The IM worldview: a shared knowledge base for science

 

This page contains a brief outline of its final contents.

  • In theoretical work, we have suggested that the boundaries of a cross-domain interoperable conceptualization for integrated modelling are set by a choice of observational scale. Within these boundaries, a set of terms can be identified that can provide unambiguous and coherent building blocks for the dialogue between different disciplines. We name such a conceptualization a modelling worldview; semantic modelling tools can be used to build manageable worldviews that are more understandable to users than the current state-of-the-art formalisms, and integrate community-endorsed vocabularies and thesauri.
  • Building ontologies is notoriously time-consuming and difficult, largely because different disciplines make different use of the same language. With the integrating principles of semantic modelling specified in the k.IM language, we are confident that this effort can be more productive than many past attempts. The IM partnership can thus play an important role in ensuring representativity, tightness, cross-domain endorsement and generality for semantic modeling.
  • The IM partnership maintains the IM worldview as a set of k.IM-specified ontologies built on our general conceptualization of observables and universals, and geared toward the description of phenomena and problems related to Earth and its natural and human inhabitants. More general ontologies (describing basic aspects of the physical world) are specialized into core science domains (chemistry, earth, biology), which are the basis for more specific domain ontologies (agriculture, ecology, soil science, economics, policy, behavior). The most specialized ontologies in the worldview express narrower, but still mainstream, views of the sciences (such as ecosystem services), implemented as roles. Rather than introducing new concepts that would overlap with existing physical domains, roles describe viewpoints, reinterpreting those physical concepts in a particular light, without ambiguity or confusion. The validation infrastructure built into the toolset supporting k.IM ensures that all these different categories of knowledge are used in a proper and harmonious way, guiding the user towards consistent and minimal specifications.
  • The IM worldview is shared across all the semantic web servers maintained by the Partnership and all partners. It is tied to the IM certificate and automatically synchronized so that each user is guaranteed to be always using the latest version.
  • We commit to ongoing development and maintenance of the IM worldview, a long-term endeavor directed by all partners and users. This should not prevent other groups from using our work to develop differently scaled worldviews – for example for particle physics or cosmology.

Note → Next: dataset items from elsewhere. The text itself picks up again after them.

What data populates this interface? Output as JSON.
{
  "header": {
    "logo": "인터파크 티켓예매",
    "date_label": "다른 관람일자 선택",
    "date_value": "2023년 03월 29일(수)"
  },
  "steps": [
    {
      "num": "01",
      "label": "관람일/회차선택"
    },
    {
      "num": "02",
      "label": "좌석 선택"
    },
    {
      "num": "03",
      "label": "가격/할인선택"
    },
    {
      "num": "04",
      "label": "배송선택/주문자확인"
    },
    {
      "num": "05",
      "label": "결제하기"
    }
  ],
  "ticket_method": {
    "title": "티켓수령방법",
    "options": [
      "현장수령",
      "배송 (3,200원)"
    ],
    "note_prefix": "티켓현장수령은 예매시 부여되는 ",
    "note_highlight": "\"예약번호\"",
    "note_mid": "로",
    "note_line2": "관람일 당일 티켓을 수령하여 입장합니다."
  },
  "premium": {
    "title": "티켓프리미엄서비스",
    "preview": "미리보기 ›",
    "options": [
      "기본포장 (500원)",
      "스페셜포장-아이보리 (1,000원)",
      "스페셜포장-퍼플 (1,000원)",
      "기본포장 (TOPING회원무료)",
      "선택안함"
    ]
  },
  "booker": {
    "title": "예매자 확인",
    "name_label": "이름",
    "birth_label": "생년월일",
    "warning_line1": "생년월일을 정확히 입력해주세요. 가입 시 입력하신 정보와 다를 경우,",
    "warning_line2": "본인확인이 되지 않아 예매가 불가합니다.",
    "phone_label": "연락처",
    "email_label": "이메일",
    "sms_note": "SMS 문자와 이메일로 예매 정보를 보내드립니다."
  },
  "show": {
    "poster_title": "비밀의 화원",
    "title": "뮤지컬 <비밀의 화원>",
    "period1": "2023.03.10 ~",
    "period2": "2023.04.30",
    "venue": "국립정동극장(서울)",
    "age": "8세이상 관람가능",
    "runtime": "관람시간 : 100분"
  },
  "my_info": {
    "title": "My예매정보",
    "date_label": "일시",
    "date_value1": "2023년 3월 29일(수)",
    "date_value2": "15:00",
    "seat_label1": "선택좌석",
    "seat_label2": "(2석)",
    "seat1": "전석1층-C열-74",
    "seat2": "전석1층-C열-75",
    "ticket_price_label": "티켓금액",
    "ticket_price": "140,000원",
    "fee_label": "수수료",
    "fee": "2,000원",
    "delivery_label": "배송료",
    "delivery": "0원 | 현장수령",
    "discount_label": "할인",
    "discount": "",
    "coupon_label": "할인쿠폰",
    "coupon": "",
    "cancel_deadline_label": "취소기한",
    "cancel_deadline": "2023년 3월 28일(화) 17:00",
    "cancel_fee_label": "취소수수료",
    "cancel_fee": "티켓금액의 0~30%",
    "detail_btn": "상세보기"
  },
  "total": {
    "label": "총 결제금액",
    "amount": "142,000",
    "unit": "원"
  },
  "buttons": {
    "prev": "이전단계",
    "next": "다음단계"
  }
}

As each user and network server is committed to a worldview through the IM certificate, entire new networks can be set up with the k.LAB software stack without risking interference or confusion. Our aim for the IM worldview is to cover all the domains that are “resolved” from the natural observational scale of a human observer, encompassing natural and social sciences as well as their integration.
  • Our effort gives a first possibility to provide a practical cross-domain conceptualization, small enough to learn and use by a diverse community of non-specialists, through rigorous modularization and subdivision of content. Worldviews strictly define the what of information (observable semantics), and as such do not need to address context (semantics of time and space), provenance or observation semantics. By separating universals from observables and allowing users to compose them freely in k.IM, we can greatly reduce the number of concepts. Using authorities, we can communally endorse and link external, large vocabularies of identities (e.g., taxonomic names or chemical species) to the k.IM specifications without having to incorporate those terms in the worldview. This further enhances usability and modularity when specifying semantics.
  • Development of the worldview and its timeline. Quick description of the community process and workflow enabling use of provisional concepts. Concepts are resolved to the worldview through a collaborative process, when required semantics cannot be found – because concepts have not yet been defined or because established ideas about existing concepts are hard to reconceptualize.
  • Use of the worldview for annotation, automatic documentation and discovery through crawlers.